IQ tests results for AI

Benchmark validity & overfitting

  • Many see this as “just another benchmark to overfit,” predicting vendors will tune specifically to these items for marketing (“170 IQ worker”) rather than genuine capability.
  • Some note the presence of an “offline” test set with lower scores, but doubt it’s truly outside training data or leak-free; concerns that the benchmark may be measuring dataset coverage more than reasoning.
  • Several argue that a single pass per question is insufficient: LLMs may get items right for the wrong pattern; to be meaningful, you’d need repeated sampling and analysis of reasoning traces.

IQ vs AI: category errors and timing

  • Strong pushback on assigning human-style IQ scores to LLMs, since:
    • Human IQ is normed, age-adjusted, and heavily time-limited; models are given unlimited parallel time.
    • IQ in humans is about variation under constraints; a machine with near-infinite memory and speed breaks core assumptions.
  • Some argue this mainly shows that with enough compute a model can brute-force short, low-context puzzles—closer to spellchecking or chess memorization than general intelligence.
  • Others say it’s still useful as a relative AI–vs–AI benchmark, but misleading when mapped to human percentiles.

What IQ actually measures (for humans)

  • One long subthread explains g (general factor derived from the “positive manifold”) and notes IQ’s stability, predictive power for education/work, and cross-test consistency.
  • A very large debate erupts over genetics vs environment:
    • One side cites heritability estimates, twin/adoption studies, and “g as largely genetic”.
    • The other stresses environmental variation, health, nutrition, education, socioeconomics, test practice effects, and the Flynn effect; argues The Bell Curve is politicized and out of date.
  • Multiple posters argue IQ is decent at detecting deficits, but far weaker at predicting outcomes among normal-to-high ranges and is often misused for group/race claims.

Are LLMs “intelligent”?

  • Some note that models can score “140 IQ” yet fail simple tasks (e.g., counting letters in “blueberry,” drawing clocks), which for them demonstrates IQ ≠ broad competence.
  • Others counter that humans with high IQ also fail basic tasks; the more relevant question is adaptability to novel variants of a task.
  • There is interest in AI-specific “g-like” benchmarks (e.g., ARC-AGI, time-horizon coding tests) instead of repurposed human IQ tests.

Political bias results

  • The site’s political quiz shows all major models clustering as left-libertarian/“liberal.”
  • Explanations offered:
    • Training data and RLHF favor broadly egalitarian, non-authoritarian positions.
    • The quiz itself is biased (framing issues as “humans vs corporations”).
  • Some see this as evidence of “massaged” ideology; others say it’s what you’d expect from models trained on mainstream scientific and media discourse.

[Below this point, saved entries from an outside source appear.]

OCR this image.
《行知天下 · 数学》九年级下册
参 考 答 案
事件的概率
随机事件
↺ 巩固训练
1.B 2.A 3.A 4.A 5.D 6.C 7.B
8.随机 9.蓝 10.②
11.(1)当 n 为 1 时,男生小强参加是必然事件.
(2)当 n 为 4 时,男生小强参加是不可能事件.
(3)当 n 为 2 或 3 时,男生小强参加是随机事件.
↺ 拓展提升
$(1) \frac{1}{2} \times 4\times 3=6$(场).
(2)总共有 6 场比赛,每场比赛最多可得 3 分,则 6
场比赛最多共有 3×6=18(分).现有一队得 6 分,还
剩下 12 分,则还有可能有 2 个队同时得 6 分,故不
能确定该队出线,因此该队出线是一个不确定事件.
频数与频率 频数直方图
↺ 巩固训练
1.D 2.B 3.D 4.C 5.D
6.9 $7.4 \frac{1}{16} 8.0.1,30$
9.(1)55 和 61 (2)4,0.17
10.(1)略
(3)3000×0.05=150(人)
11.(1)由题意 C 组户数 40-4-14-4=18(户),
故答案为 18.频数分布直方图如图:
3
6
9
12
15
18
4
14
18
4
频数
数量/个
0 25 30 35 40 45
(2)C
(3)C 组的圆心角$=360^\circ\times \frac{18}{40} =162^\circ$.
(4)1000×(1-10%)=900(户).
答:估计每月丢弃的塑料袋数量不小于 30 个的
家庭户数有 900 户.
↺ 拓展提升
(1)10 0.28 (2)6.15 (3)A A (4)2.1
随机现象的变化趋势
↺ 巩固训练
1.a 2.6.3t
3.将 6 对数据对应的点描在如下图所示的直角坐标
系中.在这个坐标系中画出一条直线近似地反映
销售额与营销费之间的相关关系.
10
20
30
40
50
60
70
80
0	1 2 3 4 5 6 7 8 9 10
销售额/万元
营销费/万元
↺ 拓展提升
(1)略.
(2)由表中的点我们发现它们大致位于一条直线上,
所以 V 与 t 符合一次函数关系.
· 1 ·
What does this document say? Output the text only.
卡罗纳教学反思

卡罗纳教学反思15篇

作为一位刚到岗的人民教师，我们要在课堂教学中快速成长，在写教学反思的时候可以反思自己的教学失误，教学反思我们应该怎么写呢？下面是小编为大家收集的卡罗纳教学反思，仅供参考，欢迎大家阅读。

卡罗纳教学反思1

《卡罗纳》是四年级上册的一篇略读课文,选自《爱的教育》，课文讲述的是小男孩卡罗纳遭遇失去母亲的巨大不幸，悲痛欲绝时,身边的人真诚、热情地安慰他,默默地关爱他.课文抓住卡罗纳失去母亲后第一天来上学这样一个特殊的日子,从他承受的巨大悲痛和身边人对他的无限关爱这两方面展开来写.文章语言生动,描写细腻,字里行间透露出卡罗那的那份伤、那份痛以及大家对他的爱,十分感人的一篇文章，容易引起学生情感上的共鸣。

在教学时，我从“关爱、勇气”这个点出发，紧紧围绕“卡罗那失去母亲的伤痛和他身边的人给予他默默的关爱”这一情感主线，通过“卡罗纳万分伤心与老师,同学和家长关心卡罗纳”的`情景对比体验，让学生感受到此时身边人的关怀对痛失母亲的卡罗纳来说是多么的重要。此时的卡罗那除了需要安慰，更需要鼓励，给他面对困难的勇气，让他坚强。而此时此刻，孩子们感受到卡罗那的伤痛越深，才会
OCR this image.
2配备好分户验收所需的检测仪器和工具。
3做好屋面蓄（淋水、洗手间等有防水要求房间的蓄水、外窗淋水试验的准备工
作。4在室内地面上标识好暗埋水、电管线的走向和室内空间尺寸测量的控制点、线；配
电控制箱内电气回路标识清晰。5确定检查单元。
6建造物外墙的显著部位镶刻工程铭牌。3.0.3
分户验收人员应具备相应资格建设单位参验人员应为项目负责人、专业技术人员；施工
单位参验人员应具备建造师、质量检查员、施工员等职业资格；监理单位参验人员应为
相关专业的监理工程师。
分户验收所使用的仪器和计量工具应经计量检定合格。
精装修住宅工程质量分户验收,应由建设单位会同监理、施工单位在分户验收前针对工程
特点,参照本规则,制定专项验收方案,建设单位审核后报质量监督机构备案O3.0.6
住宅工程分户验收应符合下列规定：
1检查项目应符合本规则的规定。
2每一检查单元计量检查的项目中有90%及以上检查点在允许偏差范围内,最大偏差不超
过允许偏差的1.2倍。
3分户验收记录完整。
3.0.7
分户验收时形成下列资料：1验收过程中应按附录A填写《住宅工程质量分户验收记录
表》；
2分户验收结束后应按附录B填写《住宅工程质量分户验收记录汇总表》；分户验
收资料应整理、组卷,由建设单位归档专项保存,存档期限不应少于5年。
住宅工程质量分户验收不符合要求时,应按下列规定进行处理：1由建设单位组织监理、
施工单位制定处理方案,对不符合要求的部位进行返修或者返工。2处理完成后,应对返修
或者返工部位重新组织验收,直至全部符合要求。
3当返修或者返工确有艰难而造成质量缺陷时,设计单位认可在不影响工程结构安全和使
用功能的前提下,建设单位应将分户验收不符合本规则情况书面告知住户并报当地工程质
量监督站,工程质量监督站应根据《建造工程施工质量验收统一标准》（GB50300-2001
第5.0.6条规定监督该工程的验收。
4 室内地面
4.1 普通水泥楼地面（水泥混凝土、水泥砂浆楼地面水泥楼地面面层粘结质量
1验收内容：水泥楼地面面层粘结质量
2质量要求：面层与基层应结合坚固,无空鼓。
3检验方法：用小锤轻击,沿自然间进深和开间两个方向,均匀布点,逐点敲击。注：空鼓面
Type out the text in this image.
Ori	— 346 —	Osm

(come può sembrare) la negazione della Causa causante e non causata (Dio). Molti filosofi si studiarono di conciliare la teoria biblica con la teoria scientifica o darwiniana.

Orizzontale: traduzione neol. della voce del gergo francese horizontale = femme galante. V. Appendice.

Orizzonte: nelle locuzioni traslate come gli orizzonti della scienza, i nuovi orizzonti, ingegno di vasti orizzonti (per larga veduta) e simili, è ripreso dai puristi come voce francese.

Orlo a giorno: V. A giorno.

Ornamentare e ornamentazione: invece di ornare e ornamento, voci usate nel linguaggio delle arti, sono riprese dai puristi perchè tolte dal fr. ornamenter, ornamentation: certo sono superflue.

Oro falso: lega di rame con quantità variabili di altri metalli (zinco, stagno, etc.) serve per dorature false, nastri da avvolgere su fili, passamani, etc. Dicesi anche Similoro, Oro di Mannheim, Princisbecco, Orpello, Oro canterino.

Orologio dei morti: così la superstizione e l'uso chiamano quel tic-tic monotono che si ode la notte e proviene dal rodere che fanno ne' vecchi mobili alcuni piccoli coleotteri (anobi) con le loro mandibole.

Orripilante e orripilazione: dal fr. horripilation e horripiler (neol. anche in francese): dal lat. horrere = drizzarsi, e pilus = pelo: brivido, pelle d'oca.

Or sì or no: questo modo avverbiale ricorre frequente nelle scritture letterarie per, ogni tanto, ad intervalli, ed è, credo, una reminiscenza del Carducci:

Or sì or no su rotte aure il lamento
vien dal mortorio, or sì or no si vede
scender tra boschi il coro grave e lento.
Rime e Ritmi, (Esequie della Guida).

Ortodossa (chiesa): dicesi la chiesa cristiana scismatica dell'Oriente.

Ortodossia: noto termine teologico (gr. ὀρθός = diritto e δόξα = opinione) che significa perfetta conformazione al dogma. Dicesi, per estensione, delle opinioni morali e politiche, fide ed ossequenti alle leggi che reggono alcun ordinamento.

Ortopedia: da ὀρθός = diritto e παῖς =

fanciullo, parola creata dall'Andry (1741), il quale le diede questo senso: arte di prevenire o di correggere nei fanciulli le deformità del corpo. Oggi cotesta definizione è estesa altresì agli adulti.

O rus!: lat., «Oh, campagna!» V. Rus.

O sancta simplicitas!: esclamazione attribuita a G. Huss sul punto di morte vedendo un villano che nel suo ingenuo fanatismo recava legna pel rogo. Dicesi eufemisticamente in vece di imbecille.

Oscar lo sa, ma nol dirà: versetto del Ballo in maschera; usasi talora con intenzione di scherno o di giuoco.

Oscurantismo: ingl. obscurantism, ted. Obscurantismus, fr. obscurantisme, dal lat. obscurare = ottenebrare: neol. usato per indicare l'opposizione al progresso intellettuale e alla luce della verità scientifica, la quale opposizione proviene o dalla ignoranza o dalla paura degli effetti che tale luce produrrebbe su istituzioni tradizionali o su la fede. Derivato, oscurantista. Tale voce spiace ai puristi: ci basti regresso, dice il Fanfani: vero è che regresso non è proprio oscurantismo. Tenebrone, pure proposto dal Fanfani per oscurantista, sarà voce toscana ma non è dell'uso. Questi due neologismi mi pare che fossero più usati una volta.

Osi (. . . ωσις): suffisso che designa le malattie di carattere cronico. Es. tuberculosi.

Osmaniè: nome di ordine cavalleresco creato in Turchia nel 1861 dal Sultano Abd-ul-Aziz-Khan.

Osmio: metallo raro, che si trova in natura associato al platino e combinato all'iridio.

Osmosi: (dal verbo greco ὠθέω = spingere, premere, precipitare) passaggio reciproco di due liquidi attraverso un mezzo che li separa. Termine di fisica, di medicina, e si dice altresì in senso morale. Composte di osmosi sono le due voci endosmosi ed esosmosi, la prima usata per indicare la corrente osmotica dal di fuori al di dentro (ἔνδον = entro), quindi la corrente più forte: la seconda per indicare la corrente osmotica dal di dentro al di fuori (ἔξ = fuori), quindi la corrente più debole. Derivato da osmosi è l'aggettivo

Implementation & other observations

  • Vision models perform poorly relative to verbal ones, especially when the verbal version names the pattern (e.g., “clocks” and times), effectively solving half the puzzle up front.
  • Several question benchmark contamination: many IQ tests and answers are already online.
  • Some call the whole enterprise fun but “basically useless” for model selection; others like it as a rough, intuitive metric for non-experts.